Oh I've so been there. So, have you looked up Dick and seen how he ended up? Am crossing my fingers that he grew up to look and behave like a Tom of Finland model in rebellion against his childhood.

Anonymous said...

The "oinks" part of this post was especially delectable. Anytime you can seamlessly work some sort of porcine term (that's my new favorite word: porcine) into a queer identity narrative, you've done right by the universe.

BTW, if I ever get my blogroll back up, you'll be on it again. Half of what you write drives me nucking futs, and the other half makes we want to screamingly cheer you from my humble rooftop. As I believe I said at ISTM, I need a diet of regular feminist contradiction to keep me toned, and your words are nothing if not, er, fibrous in all the most essential ways.

Quite respectfully - V.

belledame222 said...

Hey, VM, I saw your comment come through via email and was wondering where the hell it went. the "oinks" tipped me off.

that's (one of the many) trouble(s) with blogger; they let you know when you get a new comment but they don't say -where.- if it's on the front page it's pretty obvious, but if not...looks like i missed badgerbag too, a while ago. which, to answer: no, no i haven't. i could try, but he's got a really common last name and i pretty much lost track of him after high school. although i -thought- i saw him working at Nordstrom's once, but that was a really long time ago.
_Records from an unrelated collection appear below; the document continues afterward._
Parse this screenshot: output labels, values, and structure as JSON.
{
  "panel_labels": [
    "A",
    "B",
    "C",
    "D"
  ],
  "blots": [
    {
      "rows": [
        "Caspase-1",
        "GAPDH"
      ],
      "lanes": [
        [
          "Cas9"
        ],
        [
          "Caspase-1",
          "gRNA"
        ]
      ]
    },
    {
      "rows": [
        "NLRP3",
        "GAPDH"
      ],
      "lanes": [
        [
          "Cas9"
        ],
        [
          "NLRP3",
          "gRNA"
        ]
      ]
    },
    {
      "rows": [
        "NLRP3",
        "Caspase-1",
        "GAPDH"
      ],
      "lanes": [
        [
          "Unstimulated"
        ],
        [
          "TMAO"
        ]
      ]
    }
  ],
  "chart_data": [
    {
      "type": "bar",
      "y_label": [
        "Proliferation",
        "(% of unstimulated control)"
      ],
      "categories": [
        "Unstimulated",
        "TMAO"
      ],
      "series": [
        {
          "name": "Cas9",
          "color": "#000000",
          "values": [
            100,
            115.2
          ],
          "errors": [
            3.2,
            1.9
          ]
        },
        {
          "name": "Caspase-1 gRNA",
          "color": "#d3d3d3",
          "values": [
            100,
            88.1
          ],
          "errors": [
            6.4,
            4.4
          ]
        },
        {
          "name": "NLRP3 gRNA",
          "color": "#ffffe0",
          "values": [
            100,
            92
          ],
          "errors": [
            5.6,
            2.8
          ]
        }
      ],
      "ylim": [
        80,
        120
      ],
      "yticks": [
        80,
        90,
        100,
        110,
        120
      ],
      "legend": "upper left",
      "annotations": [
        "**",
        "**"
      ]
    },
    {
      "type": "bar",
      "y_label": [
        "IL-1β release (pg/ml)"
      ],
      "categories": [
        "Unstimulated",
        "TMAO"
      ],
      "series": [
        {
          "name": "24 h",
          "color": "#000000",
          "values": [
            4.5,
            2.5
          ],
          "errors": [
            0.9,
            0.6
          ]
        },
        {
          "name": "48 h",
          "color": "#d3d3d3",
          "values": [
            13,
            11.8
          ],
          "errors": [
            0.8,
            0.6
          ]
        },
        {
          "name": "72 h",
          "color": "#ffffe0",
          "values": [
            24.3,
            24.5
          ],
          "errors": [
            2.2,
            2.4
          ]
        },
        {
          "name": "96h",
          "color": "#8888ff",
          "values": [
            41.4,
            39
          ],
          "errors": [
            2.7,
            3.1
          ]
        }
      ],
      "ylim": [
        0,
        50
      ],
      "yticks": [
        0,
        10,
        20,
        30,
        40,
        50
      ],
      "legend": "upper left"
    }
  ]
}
anyway, cheers, VM, heh. now i'm wondering which half was which. funny, i was just thinking about you as well as someone else who just popped up on my board this morning after a long while; i was gonna go around to both of yer blogs, but hadn't yet gotten there. wooo.

if you're spelunking the archives, i've probably changed my mind on a few things since the earliest days.